Help with Sea level-predictor

I don’t know what do with the error
This is my code

import pandas as pd
import matplotlib.pyplot as plt
from scipy.stats import linregress

def draw_plot():
    # Read data from file
    df = pd.read_csv("epa-sea-level.csv")

    # Create scatter plot
    plt.scatter(df["Year"], df["CSIRO Adjusted Sea Level"])

    # Create first line of best fit
    slope, intercept, r_value, p_value, std_err = linregress(x=df["Year"], y=df["CSIRO Adjusted Sea Level"])
    year_extended = list(range(1880, 2050, 1))
    line = [intercept + slope * j for j in year_extended]
    plt.plot(year_extended, line, linewidth=2, color="r")

    # Create second line of best fit
    mod_df = df.loc[df["Year"] >= 2000]
    slope2, intercept2, r_value2, p_value2, std_err2 = linregress(x=mod_df["Year"], y=mod_df["CSIRO Adjusted Sea Level"])
    year2 = list(range(2000, 2050, 1))
    line2 = [intercept2 + slope2 * j for j in year2]
    plt.plot(year2, line2, linewidth=3, color="k")

    # Add labels and title
    plt.xlabel("Year")
    plt.ylabel("Sea Level (inches)")
    plt.title("Rise in Sea Level")
    
    # Save plot and return data for testing (DO NOT MODIFY)
    plt.savefig('sea_level_plot.png')
    return plt.gca()

This is the error

FAIL: test_plot_data_points (test_module.LinePlotTestCase)

Traceback (most recent call last):
File “/home/runner/boilerplate-sea-level-predictor/test_module.py”, line 30, in test_plot_data_points
 python main.py
Matplotlib created a temporary config/cache directory at /tmp/matplotlib-umaphdjp because the default path (/config/matplotlib) is not a writable directory; it is highly recommended to set the MPLCONFIGDIR environment variable to a writable directory, in particular to speed up the import of Matplotlib and to better support multiprocessing.
F.F.

FAIL: test_plot_data_points (test_module.LinePlotTestCase)

Traceback (most recent call last):
File “/home/runner/boilerplate-sea-level-predictor/test_module.py”, line 30, in test_plot_data_points
self.assertEqual(actual, expected, “Expected different data points in scatter plot.”)
AssertionError: Lists differ: [[188[26 chars]72441], [1882.0, -0.44
 python main.py
Matplotlib created a temporary config/cache directory at /tmp/matplotlib-suvt1xh9 because the default path (/config/matplotlib) is not a writable directory; it is highly recommended to set the MPLCONFIGDIR environment variable to a writable directory, in particular to speed up the import of Matplotlib and to better support multiprocessing.
F.F.

FAIL: test_plot_data_points (test_module.LinePlotTestCase)

Traceback (most recent call last):
File “/home/runner/boilerplate-sea-level-predictor/test_module.py”, line 30, in test_plot_data_points
self.assertEqual(actual, expected, “Expected different data points in scatter plot.”)
AssertionError: Lists differ: [[188[26 chars]72441], [1882.0, -0.440944881], [1883.0, -0.23[2982 chars]951]] != [[188[26 chars]7244100000002], [1882.0, -0.440944881], [1883.[3226 chars]951]]

First differing element 1:
[1881.0, 0.220472441]
[1881.0, 0.22047244100000002]

Diff is 6114 characters long.

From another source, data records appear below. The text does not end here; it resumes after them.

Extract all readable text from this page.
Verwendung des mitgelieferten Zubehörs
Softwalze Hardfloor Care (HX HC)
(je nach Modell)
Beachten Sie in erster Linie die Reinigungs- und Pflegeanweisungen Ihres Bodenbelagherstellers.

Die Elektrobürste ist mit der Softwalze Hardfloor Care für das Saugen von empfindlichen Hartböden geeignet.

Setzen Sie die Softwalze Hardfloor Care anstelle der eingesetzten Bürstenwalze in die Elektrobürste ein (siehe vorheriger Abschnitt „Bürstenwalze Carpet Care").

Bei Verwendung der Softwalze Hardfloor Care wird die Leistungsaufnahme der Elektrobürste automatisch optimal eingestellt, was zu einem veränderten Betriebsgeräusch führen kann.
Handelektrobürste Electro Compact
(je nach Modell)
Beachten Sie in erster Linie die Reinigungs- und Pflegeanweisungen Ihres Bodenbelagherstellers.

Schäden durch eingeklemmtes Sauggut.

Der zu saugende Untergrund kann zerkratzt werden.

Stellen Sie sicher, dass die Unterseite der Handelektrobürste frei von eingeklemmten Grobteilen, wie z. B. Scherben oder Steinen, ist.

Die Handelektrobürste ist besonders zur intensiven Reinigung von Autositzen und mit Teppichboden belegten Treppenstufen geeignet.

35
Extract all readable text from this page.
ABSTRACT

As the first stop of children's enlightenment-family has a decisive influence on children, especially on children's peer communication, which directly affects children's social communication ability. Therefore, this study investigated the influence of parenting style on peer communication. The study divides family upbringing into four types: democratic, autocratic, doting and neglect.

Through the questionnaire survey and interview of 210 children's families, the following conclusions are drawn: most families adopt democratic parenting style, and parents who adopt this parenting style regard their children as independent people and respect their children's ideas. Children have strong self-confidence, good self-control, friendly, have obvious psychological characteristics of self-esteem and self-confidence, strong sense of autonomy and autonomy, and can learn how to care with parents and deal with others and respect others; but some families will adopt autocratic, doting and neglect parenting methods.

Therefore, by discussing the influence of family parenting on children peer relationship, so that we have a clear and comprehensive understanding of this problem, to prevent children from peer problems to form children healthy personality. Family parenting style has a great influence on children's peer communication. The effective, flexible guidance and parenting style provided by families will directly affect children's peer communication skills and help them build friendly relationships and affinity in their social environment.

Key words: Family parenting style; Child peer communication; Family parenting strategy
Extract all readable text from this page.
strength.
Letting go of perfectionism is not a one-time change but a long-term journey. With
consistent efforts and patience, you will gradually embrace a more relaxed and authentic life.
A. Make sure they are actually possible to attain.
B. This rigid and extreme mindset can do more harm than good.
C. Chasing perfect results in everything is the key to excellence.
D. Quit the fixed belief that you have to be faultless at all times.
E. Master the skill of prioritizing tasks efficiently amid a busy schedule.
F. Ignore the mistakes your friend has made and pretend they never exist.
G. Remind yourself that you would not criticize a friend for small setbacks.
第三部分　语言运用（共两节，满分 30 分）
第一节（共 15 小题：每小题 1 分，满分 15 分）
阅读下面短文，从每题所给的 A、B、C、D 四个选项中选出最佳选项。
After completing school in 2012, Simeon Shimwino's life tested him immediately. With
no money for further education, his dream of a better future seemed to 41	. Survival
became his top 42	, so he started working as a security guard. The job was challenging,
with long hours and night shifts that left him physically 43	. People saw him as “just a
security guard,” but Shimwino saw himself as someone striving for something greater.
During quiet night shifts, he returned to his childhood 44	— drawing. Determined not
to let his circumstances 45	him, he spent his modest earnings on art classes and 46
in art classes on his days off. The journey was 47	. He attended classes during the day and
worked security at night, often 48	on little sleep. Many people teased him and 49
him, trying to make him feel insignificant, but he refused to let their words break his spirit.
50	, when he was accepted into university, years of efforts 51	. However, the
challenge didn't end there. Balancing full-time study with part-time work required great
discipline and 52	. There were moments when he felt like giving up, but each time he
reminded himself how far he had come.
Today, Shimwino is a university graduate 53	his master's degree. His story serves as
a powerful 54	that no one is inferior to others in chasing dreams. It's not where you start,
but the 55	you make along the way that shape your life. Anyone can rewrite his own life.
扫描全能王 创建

Set self.maxDiff to None to see it. : Expected different data points in scatter plot.

======================================================================
FAIL: test_plot_lines (test_module.LinePlotTestCase)

Traceback (most recent call last):
File “/home/runner/boilerplate-sea-level-predictor/test_module.py”, line 37, in test_plot_lines
self.assertEqual(actual, expected, “Expected different line for second line of best fit.”)
AssertionError: Lists differ: [7.06[42 chars]04435186, 7.560361677767105, 7.726788951098968[873 chars]3011] != [7.06[42 chars]04435242, 7.560361677767105, 7.726788951098968[873 chars]3011]

First differing element 2:
7.393934404435186
7.393934404435242

Diff is 1253 characters long. Set self.maxDiff to None to see it. : Expected different line for second line of best fit.

This is caused by pandas new versions changing precision of representing float numbers. There are two ways to mitigate that in own code. One is adding float_precision='legacy' keyword argument to the pd.read_csv call. Another is forcing pandas version 1.1.5 in pyproject.toml file and updating dependencies.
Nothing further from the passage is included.